Etymology Usage

The best of verbs, the worst of verbs

Q: In The Life of Samuel Johnson, James Boswell writes that Johnson could not brook appearing to be worsted in argument, even when he had taken the wrong side.” How did both “to worst” and “to best” come to mean to defeat?

A: The verb “worst,” meaning to defeat or overcome or outdo, isn’t seen much these days, but it’s the older of the two usages.

The earliest example in the Oxford English Dictionary for “worst” used in this sense is from a 1636 book about the Roman emperors by Robert Basset: “After many battailes Otho being worsted … slew himselfe.”

Initially, the usage referred to military defeats, but by the mid-1600s, it was being used for defeats in arguments, suits, and so on.

In a 1651 religious tract, for example, Richard Baxter writes: “Lest if you were silent the people should think you were worsted.”

The use of the verb “best” in similar senses didn’t show up in print until the mid-1800s, according to citations in the OED.

Here’s an example from The World in the Church, an 1863 book by Mrs. J. H. Riddell: “As I am a staunch Churchman I cannot stand quiet and see the Dissenters best the Establishment.”

Oxford describes this usage as colloquial—that is, occurring more in speech than in writing—but the standard dictionaries we’ve checked list it without qualification.

How, you ask, did the verbs “best” and “worst” come to mean the same thing?
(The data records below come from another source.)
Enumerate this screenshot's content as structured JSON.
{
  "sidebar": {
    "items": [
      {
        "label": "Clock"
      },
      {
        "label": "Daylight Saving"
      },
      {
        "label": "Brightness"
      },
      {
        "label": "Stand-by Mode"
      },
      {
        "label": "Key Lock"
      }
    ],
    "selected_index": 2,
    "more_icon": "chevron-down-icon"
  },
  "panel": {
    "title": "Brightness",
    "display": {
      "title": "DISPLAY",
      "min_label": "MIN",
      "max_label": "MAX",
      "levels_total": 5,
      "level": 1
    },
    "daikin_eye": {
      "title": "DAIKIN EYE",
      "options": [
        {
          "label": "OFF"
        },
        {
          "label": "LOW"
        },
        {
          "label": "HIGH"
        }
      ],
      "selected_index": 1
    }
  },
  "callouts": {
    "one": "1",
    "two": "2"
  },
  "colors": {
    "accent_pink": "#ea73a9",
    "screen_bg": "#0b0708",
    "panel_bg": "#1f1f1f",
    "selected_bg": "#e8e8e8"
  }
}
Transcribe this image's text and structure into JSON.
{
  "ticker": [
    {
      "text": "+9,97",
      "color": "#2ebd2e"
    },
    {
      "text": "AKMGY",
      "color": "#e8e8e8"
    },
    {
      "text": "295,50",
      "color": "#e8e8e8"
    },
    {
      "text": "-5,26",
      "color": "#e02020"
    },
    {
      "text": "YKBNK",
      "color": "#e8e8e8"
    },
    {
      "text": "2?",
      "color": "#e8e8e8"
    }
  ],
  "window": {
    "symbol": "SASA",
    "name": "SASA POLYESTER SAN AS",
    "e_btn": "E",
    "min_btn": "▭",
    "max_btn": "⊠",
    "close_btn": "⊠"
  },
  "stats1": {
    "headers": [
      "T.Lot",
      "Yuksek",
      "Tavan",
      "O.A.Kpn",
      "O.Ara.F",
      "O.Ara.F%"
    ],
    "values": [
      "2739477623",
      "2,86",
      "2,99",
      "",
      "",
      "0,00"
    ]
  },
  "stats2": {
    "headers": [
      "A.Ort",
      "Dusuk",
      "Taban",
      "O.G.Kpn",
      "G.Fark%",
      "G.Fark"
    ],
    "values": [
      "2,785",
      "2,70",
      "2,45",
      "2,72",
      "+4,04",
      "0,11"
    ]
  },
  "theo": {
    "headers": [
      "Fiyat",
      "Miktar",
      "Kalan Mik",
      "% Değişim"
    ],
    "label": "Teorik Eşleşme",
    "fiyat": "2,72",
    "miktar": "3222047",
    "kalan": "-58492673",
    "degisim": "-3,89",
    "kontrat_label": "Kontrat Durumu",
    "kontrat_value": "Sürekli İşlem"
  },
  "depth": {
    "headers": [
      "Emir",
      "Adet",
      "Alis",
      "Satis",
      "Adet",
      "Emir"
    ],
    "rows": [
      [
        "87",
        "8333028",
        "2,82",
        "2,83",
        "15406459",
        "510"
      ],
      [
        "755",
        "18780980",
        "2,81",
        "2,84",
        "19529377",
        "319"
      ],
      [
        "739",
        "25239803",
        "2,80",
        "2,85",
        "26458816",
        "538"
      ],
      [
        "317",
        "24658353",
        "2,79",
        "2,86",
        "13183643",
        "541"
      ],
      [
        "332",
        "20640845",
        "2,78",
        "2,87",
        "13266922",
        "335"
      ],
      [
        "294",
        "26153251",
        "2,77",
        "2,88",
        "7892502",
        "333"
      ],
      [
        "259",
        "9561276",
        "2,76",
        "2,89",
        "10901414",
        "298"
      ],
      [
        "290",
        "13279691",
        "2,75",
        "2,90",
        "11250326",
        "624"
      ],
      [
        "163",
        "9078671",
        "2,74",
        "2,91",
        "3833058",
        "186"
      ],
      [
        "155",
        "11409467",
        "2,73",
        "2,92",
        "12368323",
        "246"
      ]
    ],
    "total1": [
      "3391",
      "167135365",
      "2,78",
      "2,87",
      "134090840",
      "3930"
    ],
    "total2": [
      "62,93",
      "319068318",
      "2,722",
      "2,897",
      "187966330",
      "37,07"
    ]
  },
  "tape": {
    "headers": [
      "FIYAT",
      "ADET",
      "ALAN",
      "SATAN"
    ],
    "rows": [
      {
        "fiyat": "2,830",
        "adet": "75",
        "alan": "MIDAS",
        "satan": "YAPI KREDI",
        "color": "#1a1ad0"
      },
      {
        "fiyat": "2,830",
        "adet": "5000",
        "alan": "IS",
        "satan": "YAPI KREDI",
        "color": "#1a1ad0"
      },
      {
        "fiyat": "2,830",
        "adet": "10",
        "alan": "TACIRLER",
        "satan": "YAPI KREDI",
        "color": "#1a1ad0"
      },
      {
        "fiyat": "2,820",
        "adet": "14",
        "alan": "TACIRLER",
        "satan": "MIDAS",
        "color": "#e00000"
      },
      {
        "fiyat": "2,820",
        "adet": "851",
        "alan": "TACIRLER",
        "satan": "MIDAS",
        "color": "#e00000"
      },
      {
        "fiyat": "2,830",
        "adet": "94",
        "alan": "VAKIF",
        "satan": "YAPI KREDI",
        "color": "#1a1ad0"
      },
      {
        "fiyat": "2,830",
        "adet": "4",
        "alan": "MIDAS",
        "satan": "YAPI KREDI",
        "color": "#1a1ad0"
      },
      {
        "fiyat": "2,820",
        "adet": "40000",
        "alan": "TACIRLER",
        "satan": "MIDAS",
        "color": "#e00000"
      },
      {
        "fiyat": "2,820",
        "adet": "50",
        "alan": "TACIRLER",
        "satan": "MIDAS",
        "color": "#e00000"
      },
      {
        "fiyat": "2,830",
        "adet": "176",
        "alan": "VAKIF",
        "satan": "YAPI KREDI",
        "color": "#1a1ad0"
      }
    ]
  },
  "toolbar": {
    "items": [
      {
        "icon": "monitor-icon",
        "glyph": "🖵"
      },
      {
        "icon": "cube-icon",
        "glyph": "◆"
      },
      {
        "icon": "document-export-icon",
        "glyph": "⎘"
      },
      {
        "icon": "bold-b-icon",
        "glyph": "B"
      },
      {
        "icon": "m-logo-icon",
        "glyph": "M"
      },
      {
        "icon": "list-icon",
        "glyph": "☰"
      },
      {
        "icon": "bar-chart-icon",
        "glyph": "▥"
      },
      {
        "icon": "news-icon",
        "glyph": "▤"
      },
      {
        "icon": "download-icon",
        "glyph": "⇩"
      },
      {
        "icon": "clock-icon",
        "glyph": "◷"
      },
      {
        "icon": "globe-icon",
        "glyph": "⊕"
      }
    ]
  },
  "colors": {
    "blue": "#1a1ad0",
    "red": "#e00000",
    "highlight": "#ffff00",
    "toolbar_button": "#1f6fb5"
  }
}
The OED explains that to “best” comes from the idea of “getting the better of” or “having the best of it” while to “worst” is another way of saying “to make worst” or “put to the worst.”

In an etymology note accompanying its entry for the verb “best,” the dictionary acknowledges that “the form is hardly in accordance with the sense, which is nearly equivalent to the existing vb. to worst.”